Inhibition of IL-1-stimulated IL-6 production by PKC inhibitors. Cells were pretreated with different concentrations of Calphostin C (a, b) for 30 min prior to stimulation with IL-1 (50 ng ml⁻¹) for 6 h for hCBMCs or 18 h for HMC-1 cells (10 ng ml⁻¹). Results are expressed as mean±s.e.m., n=4, P<0.05 for all concentrations.

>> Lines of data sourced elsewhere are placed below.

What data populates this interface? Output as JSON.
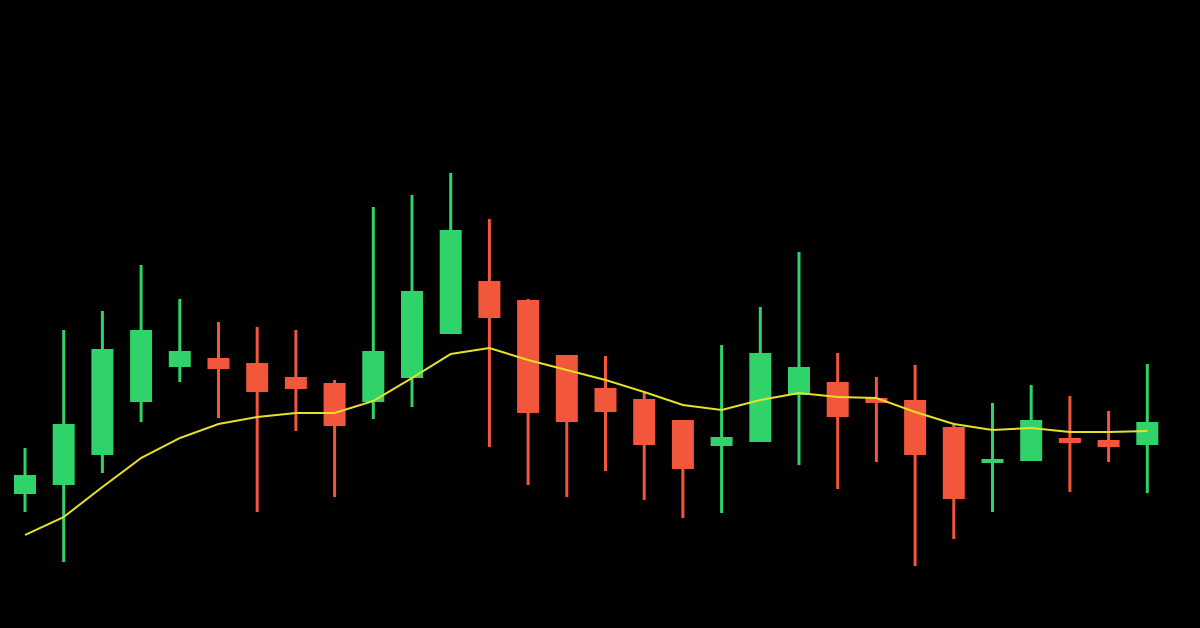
{
  "chart_data": {
    "type": "candlestick",
    "open": [
      134,
      143,
      173,
      226,
      261,
      270,
      265,
      251,
      245,
      226,
      250,
      294,
      347,
      328,
      273,
      240,
      229,
      208,
      182,
      186,
      233,
      246,
      230,
      228,
      201,
      165,
      167,
      190,
      188,
      183
    ],
    "high": [
      180,
      298,
      317,
      363,
      329,
      306,
      301,
      298,
      248,
      421,
      433,
      455,
      409,
      329,
      273,
      272,
      235,
      208,
      283,
      321,
      376,
      275,
      251,
      263,
      203,
      225,
      243,
      232,
      217,
      264
    ],
    "low": [
      116,
      66,
      155,
      206,
      246,
      210,
      116,
      197,
      131,
      209,
      221,
      294,
      181,
      143,
      131,
      157,
      128,
      110,
      115,
      186,
      163,
      139,
      166,
      62,
      89,
      116,
      167,
      136,
      166,
      135
    ],
    "close": [
      153,
      204,
      279,
      298,
      277,
      259,
      236,
      239,
      202,
      277,
      337,
      398,
      310,
      215,
      206,
      216,
      183,
      159,
      191,
      275,
      261,
      211,
      225,
      173,
      129,
      169,
      208,
      185,
      181,
      206
    ],
    "up_color": "#2fd36a",
    "down_color": "#f2563b",
    "moving_average": {
      "color": "#e6e02a",
      "values": [
        93,
        111,
        141,
        170,
        190,
        204,
        211,
        215,
        215,
        227,
        250,
        274,
        280,
        268,
        258,
        248,
        236,
        223,
        218,
        228,
        235,
        231,
        230,
        216,
        204,
        198,
        200,
        196,
        196,
        197
      ]
    },
    "ylim": [
      0,
      628
    ]
  }
}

MC=mast cells.

Figure 5

Effect of IL-1 on activation of PKC isozymes in HMC-1 cells. (a, b) HMC-1 cells were stimulated with IL-1 (10 ng ml⁻¹), PMA (25 ng ml⁻¹) or PMA and calcium ionophore A23187 (0.5 μg ml⁻¹); the cytosolic (C) and membrane (M) fractions were separated and immunoblotted by antibodies to PKC-α, PKC-β or PKC-ζ. (c) HMC-1 cells were stimulated with IL-1 (10 ng ml⁻¹) or PMA (25 ng ml⁻¹) for 60 min. Lysates were immunoblotted with antibodies to p-PKC-α, p-PKC-μ, p-PKC-ζ, p-PKC-θ or actin; P=phospho; P+I=PMA and ionophores. The arrows indicate the respective phospho proteins. There was only one loading control for both cytosolic and membrane fractions for all blots. Each gel is representative of three similar ones.

Figure 6

Effect of quercetin on IL-1-induced (a) IL-6 release (n=4), (b) PKC-θ phosphorylation. Incubation of HMC-1 cells with IL-1 (10 ng ml⁻¹) stimulated phosphorylation of PKC-θ (Thr538). HMC-1 cells were preincubated with quercetin (1 or 10 μM) for 15 min prior to incubation with IL-1 (10 ng ml⁻¹) for 30 min. Equal loading was verified by immunoblotting the same membrane with antibody to actin (representative gel of three similar ones). Q=quercetin.

Figure 7

Effect of quercetin on IL-1-induced p38 phosphorylation. HMC-1 cells were preincubated with quercetin (0.1, 1 or 10 μM) for 15 min prior to stimulation with IL-1 (10 ng ml⁻¹) in the presence or absence of quercetin (0.1, 1 or 10 μM) for another 3 min. Cell lysates were then prepared and the phosphorylation status of p38 MAPK was determined by ELISA. Amounts of phosphorylated and total p38 was determined; data were normalized and expressed as fold-induction. Q=quercetin. Data represented as mean±s.e.m. (n=3). ^*P=0.05 versus control, ^**P<0.05 versus IL-1.